Así como en Xoxocotlán, vemos en nuestro país (sobre todo en épocas electorales) un sinfín de eventos que hacen como que ahí vamos. Como se está trabajando, o pretendiendo trabajar, hay que proyectar esos esfuerzos al electorado, no sin vanidad. “Decenas, cientos de obras inconclusas o inservibles, que sirvieron sólo para una foto”, por ponerlo en palabras del mismo Victor Leonel Juan. Más allá del acto mediático, ¿quién se hace responsable de la lana invertida en estos proyectos una vez que no concluyen? ¿Quiénes se hacen responsables de su falta de conclusión? ¿De qué nos sirve el álbum de estampitas de políticos cortando listones o agitando banderas?
El elefante austerito
Quejarse de actos simbólicos (la inauguración de algún proyecto antes de concluido) puede parecer injusto, si imaginamos, en buena lid, que serán terminados eventualmente. Y la realidad también nos dice, así como Diego Castañeda apuntaba aquí mismo, que a veces sale mejor cancelar algún megaproyecto en vez de tercamente llevarlo a su terminación, aunque el caldo salga más caro que las albóndigas. Pero también es cierto que en México somos campeones en coleccionar obras truncas y que rápidamente las olvidamos, al igual que se olvidan las fotos y espectáculos de sus inauguraciones.

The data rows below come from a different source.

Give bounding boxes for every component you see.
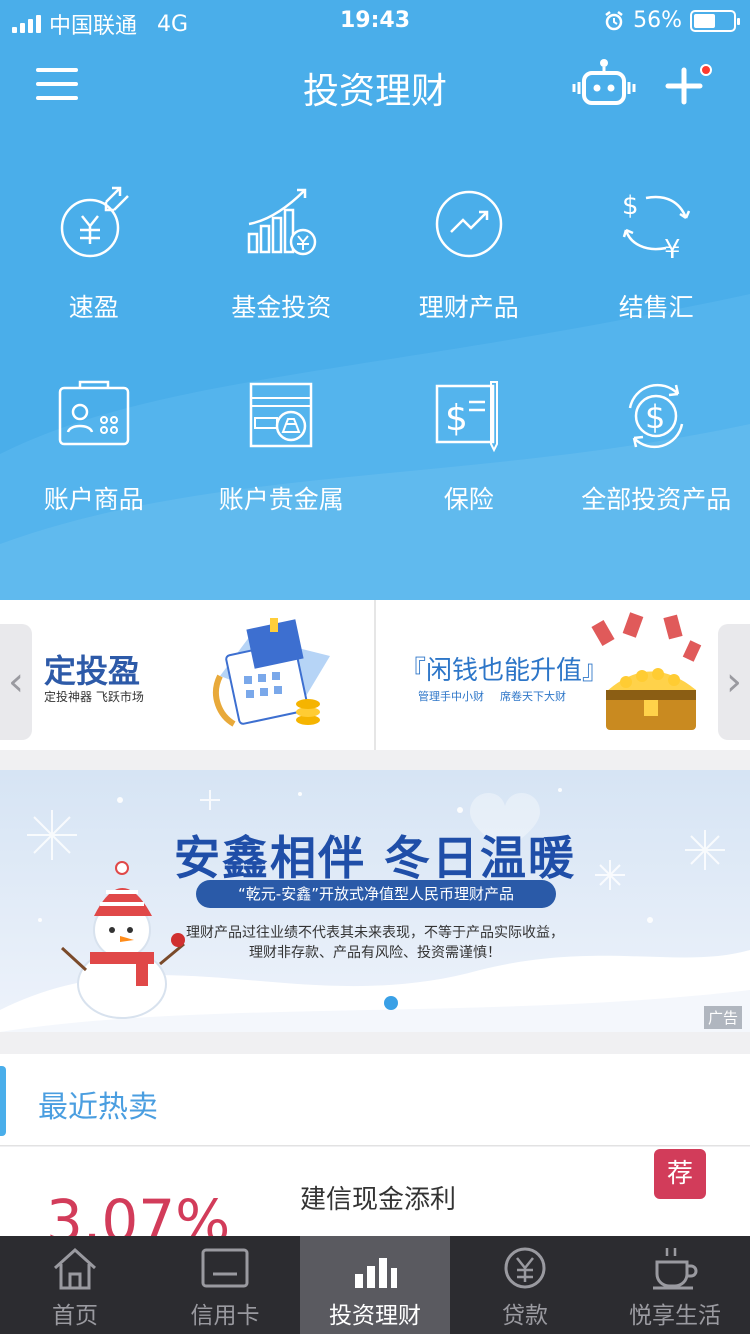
promo-subtitle: 定投神器 飞跃市场 [44, 690, 144, 704]
svg-text:$: $ [645, 398, 665, 436]
credit-card-icon [201, 1248, 249, 1288]
svg-text:¥: ¥ [664, 235, 681, 264]
bottom-tab-bar: 首页 信用卡 投资理财 贷款 悦享生活 [0, 1236, 750, 1334]
section-title: 最近热卖 [38, 1090, 158, 1125]
svg-text:$: $ [622, 191, 639, 221]
promo-title: 『闲钱也能升值』 [400, 656, 609, 686]
quick-item-wealth[interactable]: 理财产品 [375, 184, 563, 324]
app-header: 投资理财 [0, 44, 750, 124]
quick-item-label: 基金投资 [231, 293, 332, 322]
quick-access-panel: 速盈 基金投资 理财产品 $ ¥ 结售汇 账户商品 账户贵金属 $ 保险 $ 全部… [0, 124, 750, 600]
status-bar: 中国联通 4G 19:43 56% [0, 0, 750, 44]
promo-subtitle: 管理手中小财 [418, 690, 484, 703]
product-name: 建信现金添利 [300, 1185, 457, 1215]
tab-label: 首页 [52, 1303, 98, 1329]
tab-label: 贷款 [502, 1303, 548, 1329]
ad-label: 广告 [703, 1006, 742, 1029]
quick-item-label: 账户贵金属 [218, 485, 344, 514]
promo-title: 定投盈 [44, 652, 141, 690]
calendar-illustration [213, 618, 330, 727]
promo-next-button[interactable]: › [718, 624, 750, 740]
promo-strip: ‹ 定投盈 定投神器 飞跃市场 『闲钱也能升值』 管理手中小财 席卷天下大财 › [0, 600, 750, 750]
banner-disclaimer-line1: 理财产品过往业绩不代表其未来表现，不等于产品实际收益， [186, 925, 564, 941]
quick-item-label: 理财产品 [418, 293, 519, 322]
tab-lifestyle[interactable]: 悦享生活 [600, 1236, 750, 1334]
yuan-exchange-icon [60, 186, 129, 258]
tab-label: 投资理财 [329, 1303, 421, 1329]
product-card[interactable]: 3.07% 建信现金添利 荐 [0, 1147, 750, 1247]
recommend-badge: 荐 [654, 1149, 706, 1199]
treasure-chest-illustration [591, 612, 702, 730]
section-accent-bar [0, 1066, 6, 1136]
tab-home[interactable]: 首页 [0, 1236, 150, 1334]
dollar-refresh-icon: $ [629, 383, 684, 449]
carousel-indicator [384, 996, 398, 1010]
quick-item-forex[interactable]: $ ¥ 结售汇 [563, 184, 750, 324]
quick-item-label: 结售汇 [618, 293, 694, 322]
promo-prev-button[interactable]: ‹ [0, 624, 32, 740]
quick-item-fund[interactable]: 基金投资 [188, 184, 376, 324]
tab-investment[interactable]: 投资理财 [300, 1236, 450, 1334]
chevron-right-icon: › [726, 659, 742, 705]
account-card-icon [58, 380, 129, 446]
fund-chart-icon [248, 188, 317, 256]
robot-assistant-icon[interactable] [572, 58, 636, 110]
quick-item-account-commodity[interactable]: 账户商品 [0, 376, 188, 516]
recent-hot-header: 最近热卖 [0, 1054, 750, 1146]
quick-item-label: 保险 [443, 485, 494, 514]
tab-label: 信用卡 [190, 1303, 260, 1329]
quick-item-label: 全部投资产品 [581, 485, 732, 514]
page-title: 投资理财 [302, 71, 447, 112]
trend-circle-icon [435, 190, 502, 258]
banner-headline: 安鑫相伴 冬日温暖 [173, 831, 576, 885]
tab-credit-card[interactable]: 信用卡 [150, 1236, 300, 1334]
ad-banner[interactable]: 安鑫相伴 冬日温暖 “乾元-安鑫”开放式净值型人民币理财产品 理财产品过往业绩不… [0, 770, 750, 1032]
chevron-left-icon: ‹ [8, 659, 24, 705]
bar-chart-icon [355, 1258, 397, 1288]
quick-item-label: 账户商品 [43, 485, 144, 514]
quick-item-all-products[interactable]: $ 全部投资产品 [563, 376, 750, 516]
status-right: 56% [603, 8, 740, 33]
yuan-circle-icon [504, 1247, 546, 1289]
quick-item-insurance[interactable]: $ 保险 [375, 376, 563, 516]
battery-percent: 56% [633, 8, 682, 33]
gold-bar-icon [250, 382, 313, 448]
promo-subtitle: 席卷天下大财 [500, 690, 566, 703]
notification-dot [700, 64, 712, 76]
quick-item-suying[interactable]: 速盈 [0, 184, 188, 324]
promo-divider [374, 600, 376, 750]
home-icon [53, 1247, 97, 1290]
battery-icon [690, 9, 740, 32]
tab-loan[interactable]: 贷款 [450, 1236, 600, 1334]
tab-label: 悦享生活 [629, 1303, 721, 1329]
svg-text:$: $ [445, 398, 468, 439]
quick-item-label: 速盈 [68, 293, 119, 322]
alarm-icon [605, 10, 623, 30]
plus-icon[interactable] [664, 66, 704, 106]
banner-product-pill: “乾元-安鑫”开放式净值型人民币理财产品 [196, 880, 556, 908]
insurance-doc-icon: $ [435, 381, 498, 453]
coffee-cup-icon [653, 1248, 698, 1290]
currency-exchange-icon: $¥ [622, 191, 691, 264]
quick-item-precious-metal[interactable]: 账户贵金属 [188, 376, 376, 516]
banner-disclaimer-line2: 理财非存款、产品有风险、投资需谨慎！ [249, 945, 501, 961]
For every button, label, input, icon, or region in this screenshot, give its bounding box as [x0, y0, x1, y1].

La pregunta que subyace a toda esta discusión es, parafraseando a Shakespeare, para qué tanto ruido con tan pocas nueces. Quizá, antes de seguir inaugurando nuevas obras sin inaugurar, tendríamos que pensar colectivamente qué hacer con tanto elefante blanco deshuesado tirado a lo largo y ancho de nuestro territorio nacional. Pero quizá es pedirle demasiado a nuestra clase política; peor aún, en una de ésas les da por buscar inaugurar, una vez más, esos proyectos que ya habían sido inaugurados y nos metemos en otro ciclo interminable de más ridiculeces.

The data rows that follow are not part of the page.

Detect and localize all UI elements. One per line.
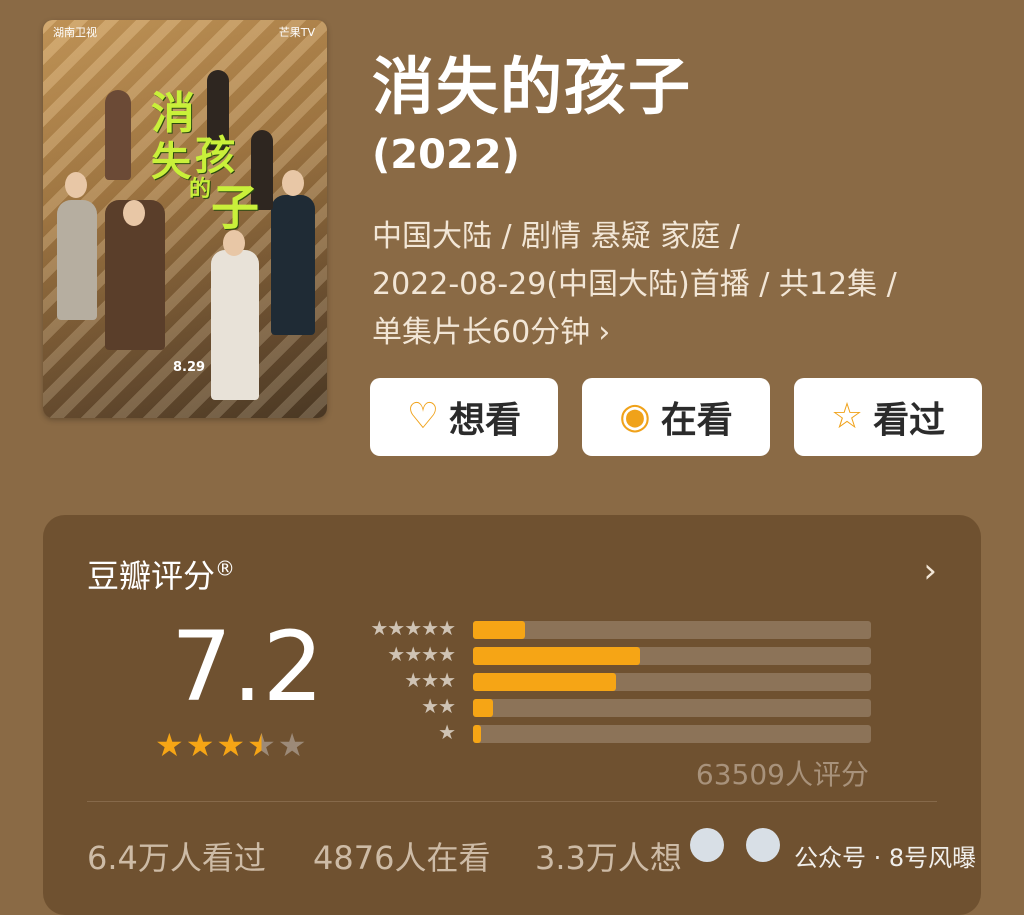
- poster-figure: [271, 195, 315, 335]
- meta-line-3: 单集片长60分钟: [372, 315, 591, 350]
- distribution-stars-icon: ★★★: [404, 668, 456, 692]
- watermark-avatar: [690, 828, 724, 862]
- distribution-bar: [473, 673, 617, 691]
- poster-face: [123, 200, 145, 226]
- rating-title-text: 豆瓣评分: [87, 557, 216, 595]
- distribution-bar: [473, 647, 641, 665]
- registered-mark: ®: [215, 556, 236, 581]
- watermark-avatar: [746, 828, 780, 862]
- channel-logo: 湖南卫视: [53, 26, 97, 39]
- page-title: 消失的孩子: [372, 50, 693, 123]
- distribution-track: [473, 647, 871, 665]
- want-to-watch-label: 想看: [449, 400, 522, 441]
- distribution-stars-icon: ★★★★★: [370, 616, 456, 640]
- distribution-bar: [473, 621, 525, 639]
- distribution-row-3-star: ★★★: [353, 668, 883, 692]
- distribution-row-2-star: ★★: [353, 694, 883, 718]
- star-filled-icon: ★: [155, 726, 184, 764]
- circle-dot-icon: ◉: [619, 396, 651, 437]
- watching-count[interactable]: 4876人在看: [313, 833, 490, 879]
- distribution-bar: [473, 699, 493, 717]
- star-outline-icon: ☆: [830, 396, 864, 437]
- watching-label: 在看: [660, 400, 733, 441]
- rating-count[interactable]: 63509人评分: [696, 753, 869, 793]
- chevron-right-icon[interactable]: ›: [923, 551, 937, 591]
- distribution-track: [473, 621, 871, 639]
- distribution-track: [473, 699, 871, 717]
- rating-score: 7.2: [171, 611, 324, 723]
- star-empty-icon: ★: [277, 726, 307, 764]
- poster-figure: [211, 250, 259, 400]
- release-year: (2022): [372, 132, 520, 178]
- distribution-stars-icon: ★★: [421, 694, 456, 718]
- meta-line-2: 2022-08-29(中国大陆)首播 / 共12集 /: [372, 267, 897, 302]
- star-half-icon: ★: [247, 726, 276, 764]
- poster-figure: [105, 90, 131, 180]
- platform-logo: 芒果TV: [278, 26, 315, 39]
- distribution-row-1-star: ★: [353, 720, 883, 744]
- poster-image[interactable]: 湖南卫视 芒果TV 消 失 的 孩 子 8.29: [43, 20, 327, 418]
- poster-figure: [57, 200, 97, 320]
- poster-face: [65, 172, 87, 198]
- rating-title: 豆瓣评分®: [87, 551, 235, 597]
- watching-button[interactable]: ◉ 在看: [582, 378, 770, 456]
- distribution-track: [473, 673, 871, 691]
- meta-line-1: 中国大陆 / 剧情 悬疑 家庭 /: [372, 219, 740, 254]
- distribution-bar: [473, 725, 481, 743]
- divider: [87, 801, 937, 802]
- distribution-stars-icon: ★: [438, 720, 456, 744]
- rating-stars: ★ ★ ★ ★ ★: [155, 729, 306, 761]
- heart-plus-icon: ♡: [406, 396, 440, 437]
- watched-label: 看过: [873, 400, 946, 441]
- poster-face: [282, 170, 304, 196]
- star-filled-icon: ★: [216, 726, 246, 764]
- watermark: 公众号 · 8号风曝: [794, 844, 977, 872]
- distribution-stars-icon: ★★★★: [387, 642, 456, 666]
- want-to-watch-button[interactable]: ♡ 想看: [370, 378, 558, 456]
- chevron-right-icon: ›: [598, 315, 611, 350]
- poster-date: 8.29: [173, 360, 206, 375]
- want-count[interactable]: 3.3万人想: [535, 833, 682, 879]
- distribution-track: [473, 725, 871, 743]
- distribution-row-5-star: ★★★★★: [353, 616, 883, 640]
- meta-more-link[interactable]: 单集片长60分钟 ›: [372, 318, 610, 348]
- watched-button[interactable]: ☆ 看过: [794, 378, 982, 456]
- distribution-row-4-star: ★★★★: [353, 642, 883, 666]
- watched-count[interactable]: 6.4万人看过: [87, 833, 266, 879]
- star-filled-icon: ★: [185, 726, 215, 764]
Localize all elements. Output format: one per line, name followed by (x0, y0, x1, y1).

Yo soy Ozymandias, rey de reyes
Cuando pienso en tanta mezquindad política y tanto derroche de recursos y de esfuerzos y de serpentinas y de retórica y de saliva, me viene a la mente el poema “Ozymandias” de Percy Bysshe Shelley (popularizado “recientemente” por un episodio de Breaking Bad). El poema, chiquito, es poderoso por sencillo. Se explica que en medio de un desierto vastísimo se encuentran dos piernas de piedra; al lado, un rostro hundido en la arena. No quedan más que vestigios de alguna grandeza pasada. Sin embargo, junto a esos escombros queda un pedestal en el que se pueden leer algunas palabras: “Mi nombre es Ozymandias, rey de reyes:/¡Contemplad mis obras, poderosos, y desesperad!”. El chiste se cuenta solo, como remata el poema mismo:
Nada queda a su lado. Alrededor de la decadencia
de estas colosales ruinas, infinitas y desnudas
se extienden, a lo lejos, las solitarias y llanas arenas.
Tal vez a nuestra clase política le faltaría reconocerse en esa humildad que es entender que el tiempo no perdona. La vanidad detrás de tanto proyecto condenado al olvido se triplica cuando todo queda en la fiestita para celebrar que algo viene. Si no, como decía mi padre, parafraseando también a Shakespeare pero con un lenguaje mucho más florido que el del poeta, todo acaba en un “tanto pedo para cagar aguado”. Y frente a eso, ¿qué se puede hacer?